Sampling and Reconstruction of Shapes with Algebraic Boundaries

TL;DR

This paper develops a stable sampling and reconstruction method for binary images with algebraic boundaries, using generalized moments and sign information to improve robustness against noise and kernel limitations.

Contribution

It introduces generalized moments and sign-based techniques to enhance the stability and applicability of algebraic boundary image reconstruction.

Findings

Reconstruction is robust at moderate noise levels.

Generalized moments relax kernel requirements.

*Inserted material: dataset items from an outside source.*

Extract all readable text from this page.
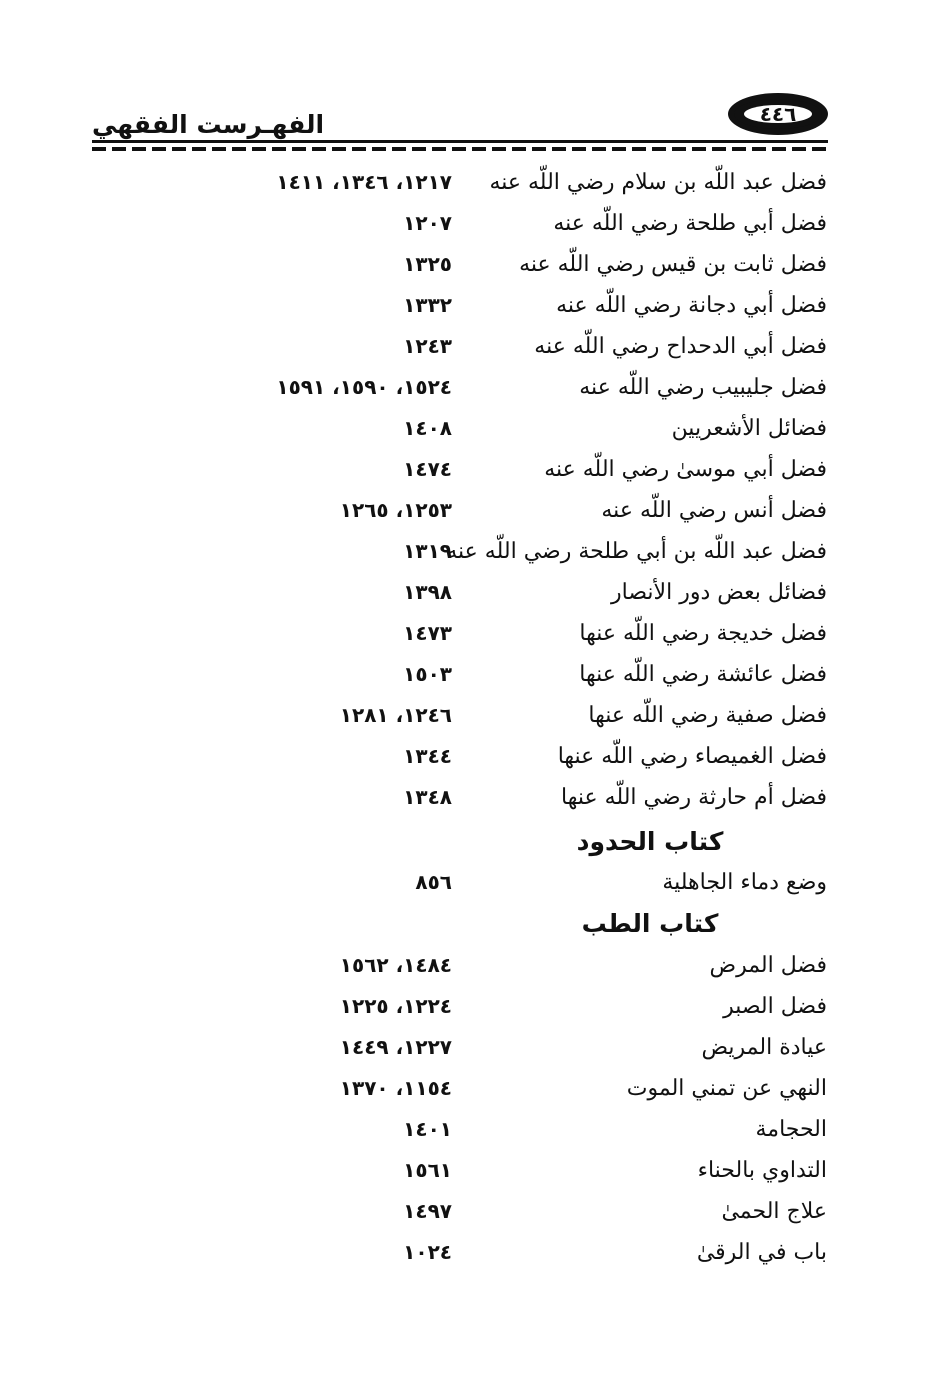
الفهـرست الفقهي	٤٤٦
فضل عبد اللّه بن سلام رضي اللّه عنه
١٢١٧، ١٣٤٦، ١٤١١
فضل أبي طلحة رضي اللّه عنه
١٢٠٧
فضل ثابت بن قيس رضي اللّه عنه
١٣٢٥
فضل أبي دجانة رضي اللّه عنه
١٣٣٢
فضل أبي الدحداح رضي اللّه عنه
١٢٤٣
فضل جليبيب رضي اللّه عنه
١٥٢٤، ١٥٩٠، ١٥٩١
فضائل الأشعريين
١٤٠٨
فضل أبي موسىٰ رضي اللّه عنه
١٤٧٤
فضل أنس رضي اللّه عنه
١٢٥٣، ١٢٦٥
فضل عبد اللّه بن أبي طلحة رضي اللّه عنه
١٣١٩
فضائل بعض دور الأنصار
١٣٩٨
فضل خديجة رضي اللّه عنها
١٤٧٣
فضل عائشة رضي اللّه عنها
١٥٠٣
فضل صفية رضي اللّه عنها
١٢٤٦، ١٢٨١
فضل الغميصاء رضي اللّه عنها
١٣٤٤
فضل أم حارثة رضي اللّه عنها
١٣٤٨
كتاب الحدود
وضع دماء الجاهلية
٨٥٦
كتاب الطب
فضل المرض
١٤٨٤، ١٥٦٢
فضل الصبر
١٢٢٤، ١٢٢٥
عيادة المريض
١٢٢٧، ١٤٤٩
النهي عن تمني الموت
١١٥٤، ١٣٧٠
الحجامة
١٤٠١
التداوي بالحناء
١٥٦١
علاج الحمىٰ
١٤٩٧
باب في الرقىٰ
١٠٢٤
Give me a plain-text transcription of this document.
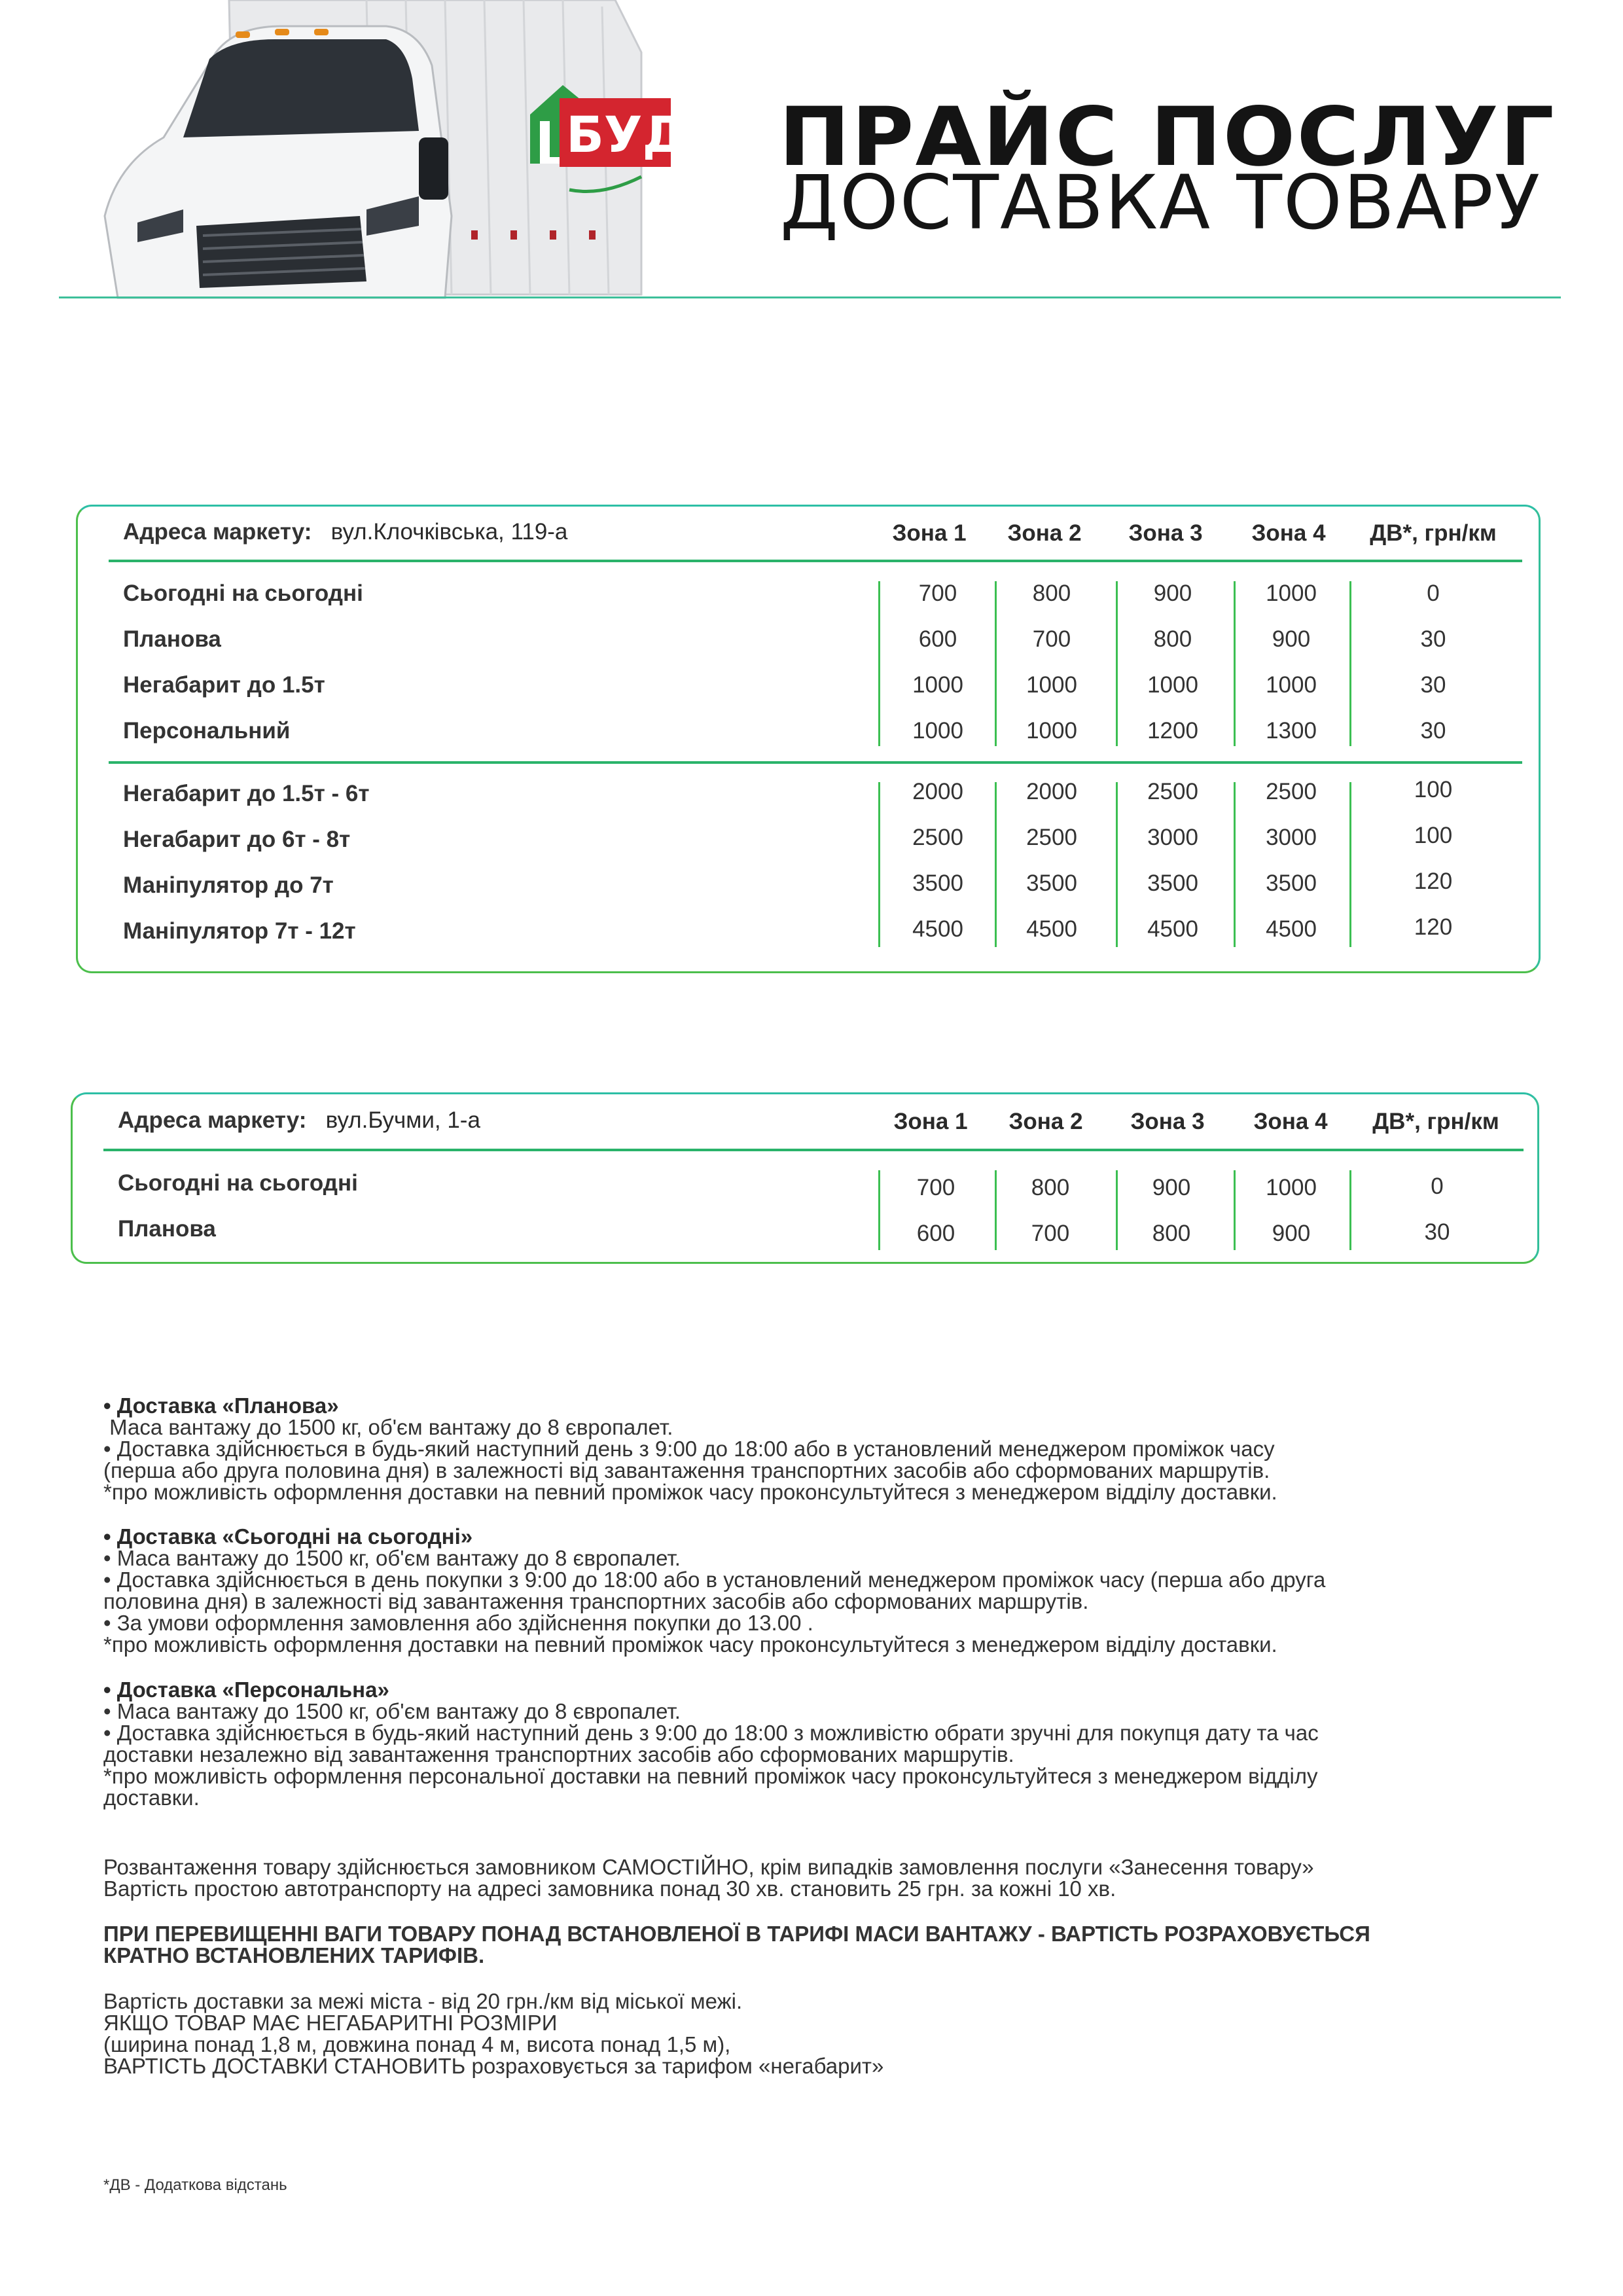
БУД ПРАЙС ПОСЛУГ
ДОСТАВКА ТОВАРУ
Адреса маркету: вул.Клочківська, 119-а	Зона 1 Зона 2 Зона 3 Зона 4 ДВ*, грн/км
Сьогодні на сьогодні	700	800	900	1000	0
Планова	600	700	800	900	30
Негабарит до 1.5т	1000	1000	1000	1000	30
Персональний	1000	1000	1200	1300	30
Негабарит до 1.5т - 6т	2000	2000	2500	2500	100
Негабарит до 6т - 8т	2500	2500	3000	3000	100
Маніпулятор до 7т	3500	3500	3500	3500	120
Маніпулятор 7т - 12т	4500	4500	4500	4500	120
Адреса маркету: вул.Бучми, 1-а	Зона 1 Зона 2 Зона 3 Зона 4 ДВ*, грн/км
Сьогодні на сьогодні	700	800	900	1000	0
Планова	600	700	800	900	30

• Доставка «Планова»
Маса вантажу до 1500 кг, об'єм вантажу до 8 європалет.
• Доставка здійснюється в будь-який наступний день з 9:00 до 18:00 або в установлений менеджером проміжок часу
(перша або друга половина дня) в залежності від завантаження транспортних засобів або сформованих маршрутів.
*про можливість оформлення доставки на певний проміжок часу проконсультуйтеся з менеджером відділу доставки.

• Доставка «Сьогодні на сьогодні»
• Маса вантажу до 1500 кг, об'єм вантажу до 8 європалет.
• Доставка здійснюється в день покупки з 9:00 до 18:00 або в установлений менеджером проміжок часу (перша або друга
половина дня) в залежності від завантаження транспортних засобів або сформованих маршрутів.
• За умови оформлення замовлення або здійснення покупки до 13.00 .
*про можливість оформлення доставки на певний проміжок часу проконсультуйтеся з менеджером відділу доставки.

• Доставка «Персональна»
• Маса вантажу до 1500 кг, об'єм вантажу до 8 європалет.
• Доставка здійснюється в будь-який наступний день з 9:00 до 18:00 з можливістю обрати зручні для покупця дату та час
доставки незалежно від завантаження транспортних засобів або сформованих маршрутів.
*про можливість оформлення персональної доставки на певний проміжок часу проконсультуйтеся з менеджером відділу
доставки.

Розвантаження товару здійснюється замовником САМОСТІЙНО, крім випадків замовлення послуги «Занесення товару»
Вартість простою автотранспорту на адресі замовника понад 30 хв. становить 25 грн. за кожні 10 хв.

ПРИ ПЕРЕВИЩЕННІ ВАГИ ТОВАРУ ПОНАД ВСТАНОВЛЕНОЇ В ТАРИФІ МАСИ ВАНТАЖУ - ВАРТІСТЬ РОЗРАХОВУЄТЬСЯ
КРАТНО ВСТАНОВЛЕНИХ ТАРИФІВ.

Вартість доставки за межі міста - від 20 грн./км від міської межі.
ЯКЩО ТОВАР МАЄ НЕГАБАРИТНІ РОЗМІРИ
(ширина понад 1,8 м, довжина понад 4 м, висота понад 1,5 м),
ВАРТІСТЬ ДОСТАВКИ СТАНОВИТЬ розраховується за тарифом «негабарит»
*ДВ - Додаткова відстань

Method extends to images with unbounded boundaries.

Abstract

We present a sampling theory for a class of binary images with finite rate of innovation (FRI). Every image in our model is the restriction of $\mathds{1}_{\{p\leq0\}}$ to the image plane, where $\mathds{1}$ denotes the indicator function and $p$ is some real bivariate polynomial. This particularly means that the boundaries in the image form a subset of an algebraic curve with the implicit polynomial $p$. We show that the image parameters --i.e., the polynomial coefficients-- satisfy a set of linear annihilation equations with the coefficients being the image moments. The inherent sensitivity of the moments to noise makes the reconstruction process numerically unstable and narrows the choice of the sampling kernels to polynomial reproducing kernels. As a remedy to these problems, we replace conventional moments with more stable \emph{generalized moments} that are adjusted to the given sampling kernel. The benefits are threefold: (1) it relaxes the requirements on the sampling kernels, (2) produces annihilation equations that are robust at numerical precision, and (3) extends the results to images with unbounded boundaries. We further reduce the sensitivity of the reconstruction process to noise by taking into account the sign of the polynomial at certain points, and sequentially enforcing measurement consistency. We consider various numerical experiments to demonstrate the performance of our algorithm in reconstructing binary images, including low to moderate noise levels and a range of realistic sampling kernels.